To understand today's Kosovo and its problems, as well as how it relates to Yugoslavia's relations with Albania, and even to the possibility of foreign, including Soviet, intervention under certain conditions, it is necessary to know what happened in the area during the intervening centuries of Turkish rule, when the Serbs could do little more than seek to preserve Kosovo as a symbol of their identity, their greatness, and the hope of their ultimate resurrection.

Our story begins at the time when the two branches of Christendom--the Catholic Church of Rome and the Orthodox Christians of Constantinople--were at each others throats, unable to find common ground. The Eastern Empire (Byzantium) lost Asia Minor to the Turks (1071) of the Seljuk tribe. This meant an equally disastrous blow to the Western world, because it affected the profitable trade routes to the markets of the Far East. Venice, Pisa, and Genoa had an extensive commercial interest in those routes. Under the excuse of fighting the "Eastern heresy" and the "saving of Christ's burial places," Western crusaders found their way to Byzantine treasures, conquering Constantinople in 1204, and breaking up Byzantium into three states--Epirus, Trebizond, and Nicea. This is when Serbia emerged as an independent state, subsequently an empire.

In 1261, Byzantine leader Michael Palaeologus finally succeeded in recapturing Constantinople, but the restored empire lacked its former strength. With the old foes (Latins) still around, plus the rise of the Slavs (Serbs and Bulgars), the Byzantines turned to the Turks for help, only to see the Turks at the walls of Constantinople (1359), their victory over the Serbs at Kosovo (1389), and their taking of Constantinople (1453).

For our purposes, it is necessary to have some picture of what happened under the rule of the Ottoman Turks, who subsequently were to reach the gates of Vienna. It is also useful to have some picture of how Serbia managed its resurrection in the nineteenth century, and how it liberated
Kosovo in the Balkan wars (1912). And it is also essential to have some appreciation of the impact of World War I and subsequent attempts to deal with the question of Kosovo.

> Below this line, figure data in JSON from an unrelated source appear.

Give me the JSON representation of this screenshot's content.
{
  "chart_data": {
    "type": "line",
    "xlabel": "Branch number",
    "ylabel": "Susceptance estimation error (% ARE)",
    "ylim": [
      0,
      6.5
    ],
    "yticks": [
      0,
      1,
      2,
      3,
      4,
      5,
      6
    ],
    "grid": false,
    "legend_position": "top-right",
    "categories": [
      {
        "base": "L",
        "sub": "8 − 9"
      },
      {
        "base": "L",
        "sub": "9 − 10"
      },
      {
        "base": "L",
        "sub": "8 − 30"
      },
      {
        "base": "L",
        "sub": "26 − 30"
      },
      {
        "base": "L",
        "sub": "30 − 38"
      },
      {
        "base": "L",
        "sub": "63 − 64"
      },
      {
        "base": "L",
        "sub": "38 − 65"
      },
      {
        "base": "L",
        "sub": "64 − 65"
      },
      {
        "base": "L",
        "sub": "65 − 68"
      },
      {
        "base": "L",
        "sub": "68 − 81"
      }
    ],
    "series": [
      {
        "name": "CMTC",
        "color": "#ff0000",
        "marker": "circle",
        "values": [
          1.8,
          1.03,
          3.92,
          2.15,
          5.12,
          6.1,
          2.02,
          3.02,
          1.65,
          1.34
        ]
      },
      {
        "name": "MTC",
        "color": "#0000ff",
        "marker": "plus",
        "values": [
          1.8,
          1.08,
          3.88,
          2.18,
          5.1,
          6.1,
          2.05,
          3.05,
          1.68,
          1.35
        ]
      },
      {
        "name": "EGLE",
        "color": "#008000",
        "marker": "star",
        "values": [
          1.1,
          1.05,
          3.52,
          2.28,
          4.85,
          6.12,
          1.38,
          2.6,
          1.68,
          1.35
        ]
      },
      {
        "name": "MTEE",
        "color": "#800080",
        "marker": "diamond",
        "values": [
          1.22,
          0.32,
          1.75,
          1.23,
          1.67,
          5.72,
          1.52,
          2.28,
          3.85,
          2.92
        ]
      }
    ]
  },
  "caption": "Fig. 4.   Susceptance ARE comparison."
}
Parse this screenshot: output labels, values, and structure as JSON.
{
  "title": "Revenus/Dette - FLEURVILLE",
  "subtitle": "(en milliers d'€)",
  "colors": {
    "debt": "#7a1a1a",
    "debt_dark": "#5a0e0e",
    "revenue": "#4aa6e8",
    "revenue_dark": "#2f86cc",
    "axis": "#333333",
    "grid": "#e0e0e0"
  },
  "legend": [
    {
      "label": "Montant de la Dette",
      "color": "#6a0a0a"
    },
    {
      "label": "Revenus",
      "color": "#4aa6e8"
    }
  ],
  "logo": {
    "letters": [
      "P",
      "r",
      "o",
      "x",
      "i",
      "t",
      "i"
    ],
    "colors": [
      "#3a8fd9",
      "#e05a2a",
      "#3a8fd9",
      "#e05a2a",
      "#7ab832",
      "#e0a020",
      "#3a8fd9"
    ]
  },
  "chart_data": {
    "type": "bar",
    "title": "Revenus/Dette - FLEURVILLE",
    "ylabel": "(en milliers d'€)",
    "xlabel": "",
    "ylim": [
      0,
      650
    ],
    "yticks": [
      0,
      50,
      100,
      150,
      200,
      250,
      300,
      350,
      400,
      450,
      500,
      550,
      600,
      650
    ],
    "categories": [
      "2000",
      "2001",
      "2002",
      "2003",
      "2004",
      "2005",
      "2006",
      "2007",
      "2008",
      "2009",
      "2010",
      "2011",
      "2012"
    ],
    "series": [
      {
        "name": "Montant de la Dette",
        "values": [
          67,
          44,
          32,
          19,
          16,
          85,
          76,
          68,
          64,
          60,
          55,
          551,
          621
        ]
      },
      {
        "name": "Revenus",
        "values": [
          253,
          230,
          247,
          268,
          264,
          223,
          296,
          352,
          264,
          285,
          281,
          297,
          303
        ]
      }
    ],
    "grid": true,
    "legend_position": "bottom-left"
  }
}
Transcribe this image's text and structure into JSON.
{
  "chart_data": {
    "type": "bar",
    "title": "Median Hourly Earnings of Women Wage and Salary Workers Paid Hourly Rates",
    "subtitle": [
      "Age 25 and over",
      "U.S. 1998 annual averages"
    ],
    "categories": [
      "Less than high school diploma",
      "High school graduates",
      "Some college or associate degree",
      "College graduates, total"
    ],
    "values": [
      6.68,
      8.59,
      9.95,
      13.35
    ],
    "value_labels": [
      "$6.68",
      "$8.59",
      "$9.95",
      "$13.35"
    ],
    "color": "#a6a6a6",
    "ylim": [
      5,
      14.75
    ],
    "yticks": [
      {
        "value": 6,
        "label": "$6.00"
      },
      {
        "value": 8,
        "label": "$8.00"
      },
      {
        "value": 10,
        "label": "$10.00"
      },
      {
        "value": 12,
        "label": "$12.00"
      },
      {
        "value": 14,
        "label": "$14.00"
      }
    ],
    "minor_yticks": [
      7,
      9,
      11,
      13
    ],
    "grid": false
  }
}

In addition, it is imperative to understand how World War II affected Kosovo, and how the Yugoslav Marxists proposed to deal with the problem of nationalities, and how they "solved" the Kosovo question.

Finally, we shall look at the nature of Yugoslav Communist rule in Kosovo and some of its consequences. At that point we shall raise some questions about the future, speculate about Kosovo's destiny, as well as examine the possible impact of what happens in Kosovo upon international relations, including those of the great powers.